The author of 'The Beliefnet Guide to Kabbalah' answers your questions about these mystical teachings.
Why the Red String?
My family is of Italian origin (parents are first-generation American). Babies in my family have been wearing a red string on their arm or pinned to their sweater or carrier for as long as I can remember to ward off the evil eye or "Mal Oche." Is there a connection to Madonna and other celebrities who follow Kabbalah and wear a red string?
For celebrities like Demi Moore, Ashton Kutcher, Lindsay Lohan, Britney Spears, Madonna-and even Madonna's daughter Lourdes-it has become fashionable to wear a "Kabbalah" bracelet made out of braided red string to protect them from "the unfriendly stare and unkind glances," as the Kabbalah Centre (where the string sells for $26 a length) puts it. Surprisingly, though, this tradition is not explicitly from Kabbalah. Many Mediterranean cultures wear red to ward off the evil eye. There are biblical traditions associated with a red string as well. Wrapping a red string around the tomb of the matriarch Rachel is supposed to protect women in childbirth. Since Rachel is associated with the Shekhinah (in Kabbalah, the divine presence), there are also some kabbalistic overtones. One nonsupernatural explanation of the string's power is that it reminds the wearer to bear himself or herself with humility, so as not to attract envy.
Is There a Minimum Age?
I've heard that Jews aren't supposed to study Kabbalah until they're at least 40. Does anyone still follow that rule?

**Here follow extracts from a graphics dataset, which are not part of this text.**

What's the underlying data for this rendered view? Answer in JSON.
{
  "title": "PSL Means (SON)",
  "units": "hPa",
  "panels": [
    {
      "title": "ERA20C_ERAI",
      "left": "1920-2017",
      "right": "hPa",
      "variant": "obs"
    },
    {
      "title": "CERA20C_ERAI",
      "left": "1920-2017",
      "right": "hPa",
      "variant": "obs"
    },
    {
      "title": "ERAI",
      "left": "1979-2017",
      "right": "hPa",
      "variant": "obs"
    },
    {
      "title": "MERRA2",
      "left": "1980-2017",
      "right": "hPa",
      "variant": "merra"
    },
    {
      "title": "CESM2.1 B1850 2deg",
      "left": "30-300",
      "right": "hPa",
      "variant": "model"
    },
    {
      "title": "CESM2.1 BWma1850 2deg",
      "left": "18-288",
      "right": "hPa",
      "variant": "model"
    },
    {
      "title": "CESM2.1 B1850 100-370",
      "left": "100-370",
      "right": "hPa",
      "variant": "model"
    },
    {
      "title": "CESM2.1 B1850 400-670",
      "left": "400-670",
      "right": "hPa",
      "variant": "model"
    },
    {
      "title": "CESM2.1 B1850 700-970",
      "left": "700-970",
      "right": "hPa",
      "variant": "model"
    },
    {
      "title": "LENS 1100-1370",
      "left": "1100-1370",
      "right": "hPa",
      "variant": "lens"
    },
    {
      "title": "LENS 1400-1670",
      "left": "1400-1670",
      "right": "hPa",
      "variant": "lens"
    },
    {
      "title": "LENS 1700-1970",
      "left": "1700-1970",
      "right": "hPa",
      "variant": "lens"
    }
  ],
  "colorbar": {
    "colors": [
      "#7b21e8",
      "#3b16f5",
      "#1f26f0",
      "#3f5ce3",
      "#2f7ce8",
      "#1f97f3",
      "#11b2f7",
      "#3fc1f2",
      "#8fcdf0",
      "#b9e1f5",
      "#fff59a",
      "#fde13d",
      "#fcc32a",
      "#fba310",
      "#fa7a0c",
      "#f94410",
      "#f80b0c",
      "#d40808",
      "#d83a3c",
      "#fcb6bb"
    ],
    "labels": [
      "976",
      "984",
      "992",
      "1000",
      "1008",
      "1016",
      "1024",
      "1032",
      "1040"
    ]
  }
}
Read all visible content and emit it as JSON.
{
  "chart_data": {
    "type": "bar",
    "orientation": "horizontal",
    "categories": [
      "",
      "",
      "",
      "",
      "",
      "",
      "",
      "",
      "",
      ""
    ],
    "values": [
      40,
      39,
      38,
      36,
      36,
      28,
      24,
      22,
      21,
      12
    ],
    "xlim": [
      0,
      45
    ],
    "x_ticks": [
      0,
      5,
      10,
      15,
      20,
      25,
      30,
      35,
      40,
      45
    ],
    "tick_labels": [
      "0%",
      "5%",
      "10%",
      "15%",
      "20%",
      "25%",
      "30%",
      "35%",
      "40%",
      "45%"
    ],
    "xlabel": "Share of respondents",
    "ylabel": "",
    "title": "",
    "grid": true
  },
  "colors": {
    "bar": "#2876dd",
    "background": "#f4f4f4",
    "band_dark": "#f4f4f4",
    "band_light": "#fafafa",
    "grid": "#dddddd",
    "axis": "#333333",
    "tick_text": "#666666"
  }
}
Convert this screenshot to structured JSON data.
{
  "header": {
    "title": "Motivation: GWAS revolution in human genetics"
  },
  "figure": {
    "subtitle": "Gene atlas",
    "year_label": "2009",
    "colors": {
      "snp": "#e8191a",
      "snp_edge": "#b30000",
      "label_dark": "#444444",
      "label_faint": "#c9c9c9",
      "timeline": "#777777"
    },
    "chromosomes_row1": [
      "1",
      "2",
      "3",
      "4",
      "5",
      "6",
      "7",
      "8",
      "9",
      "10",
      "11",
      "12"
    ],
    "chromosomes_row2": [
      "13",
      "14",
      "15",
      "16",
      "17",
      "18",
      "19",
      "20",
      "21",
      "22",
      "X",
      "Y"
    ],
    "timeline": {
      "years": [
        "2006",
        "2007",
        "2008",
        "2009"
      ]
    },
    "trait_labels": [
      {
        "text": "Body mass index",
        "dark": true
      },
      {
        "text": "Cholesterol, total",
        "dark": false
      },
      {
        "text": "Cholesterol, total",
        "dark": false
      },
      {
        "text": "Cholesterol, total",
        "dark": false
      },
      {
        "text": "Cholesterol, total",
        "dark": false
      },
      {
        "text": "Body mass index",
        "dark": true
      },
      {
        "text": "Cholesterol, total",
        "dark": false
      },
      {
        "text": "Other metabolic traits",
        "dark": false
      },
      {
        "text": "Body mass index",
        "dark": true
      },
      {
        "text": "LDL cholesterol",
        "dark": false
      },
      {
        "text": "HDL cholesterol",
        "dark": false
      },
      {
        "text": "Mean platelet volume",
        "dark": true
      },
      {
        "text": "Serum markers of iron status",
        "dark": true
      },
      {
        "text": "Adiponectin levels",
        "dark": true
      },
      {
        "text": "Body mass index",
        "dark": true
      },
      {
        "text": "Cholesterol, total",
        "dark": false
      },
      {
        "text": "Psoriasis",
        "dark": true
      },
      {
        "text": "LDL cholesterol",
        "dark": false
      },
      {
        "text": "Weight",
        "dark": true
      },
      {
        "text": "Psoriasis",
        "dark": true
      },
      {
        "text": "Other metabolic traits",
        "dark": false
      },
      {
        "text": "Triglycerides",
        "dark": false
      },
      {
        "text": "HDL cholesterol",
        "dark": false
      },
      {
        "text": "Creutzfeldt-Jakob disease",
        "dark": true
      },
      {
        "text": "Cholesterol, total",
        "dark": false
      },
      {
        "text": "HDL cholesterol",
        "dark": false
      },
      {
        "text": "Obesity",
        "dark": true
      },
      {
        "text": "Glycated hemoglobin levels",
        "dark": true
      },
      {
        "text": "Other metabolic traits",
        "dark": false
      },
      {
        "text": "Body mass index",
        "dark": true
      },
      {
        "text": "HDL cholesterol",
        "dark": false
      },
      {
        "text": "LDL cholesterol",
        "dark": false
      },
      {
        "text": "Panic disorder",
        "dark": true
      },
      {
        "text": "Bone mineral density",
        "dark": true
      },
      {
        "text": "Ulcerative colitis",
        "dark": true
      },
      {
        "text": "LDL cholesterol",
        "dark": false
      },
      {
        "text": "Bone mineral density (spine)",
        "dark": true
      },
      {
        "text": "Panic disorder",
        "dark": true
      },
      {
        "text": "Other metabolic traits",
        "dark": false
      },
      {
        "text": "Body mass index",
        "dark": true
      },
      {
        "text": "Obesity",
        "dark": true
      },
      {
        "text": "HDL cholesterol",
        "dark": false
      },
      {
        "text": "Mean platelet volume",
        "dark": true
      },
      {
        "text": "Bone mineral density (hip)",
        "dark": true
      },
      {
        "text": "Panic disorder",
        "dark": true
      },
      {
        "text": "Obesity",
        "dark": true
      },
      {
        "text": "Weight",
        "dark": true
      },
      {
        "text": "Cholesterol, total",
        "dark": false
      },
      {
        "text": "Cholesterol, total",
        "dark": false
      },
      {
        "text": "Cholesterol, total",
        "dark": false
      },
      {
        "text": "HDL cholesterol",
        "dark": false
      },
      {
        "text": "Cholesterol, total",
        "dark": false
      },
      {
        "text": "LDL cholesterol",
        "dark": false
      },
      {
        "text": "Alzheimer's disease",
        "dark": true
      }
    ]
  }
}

It was never a hard-and-fast rule, it was simply one tradition. Age 20 was good enough for many teachers, provided the students had attained a sufficient level of learning about the Torah and the Talmud and seemed mentally and emotionally stable. Nowadays, it's up to the teacher. I'm sure there are some ultra-orthodox teachers who follow the 40-only rule; others believe that even children can benefit from exposure to Kabbalah principles.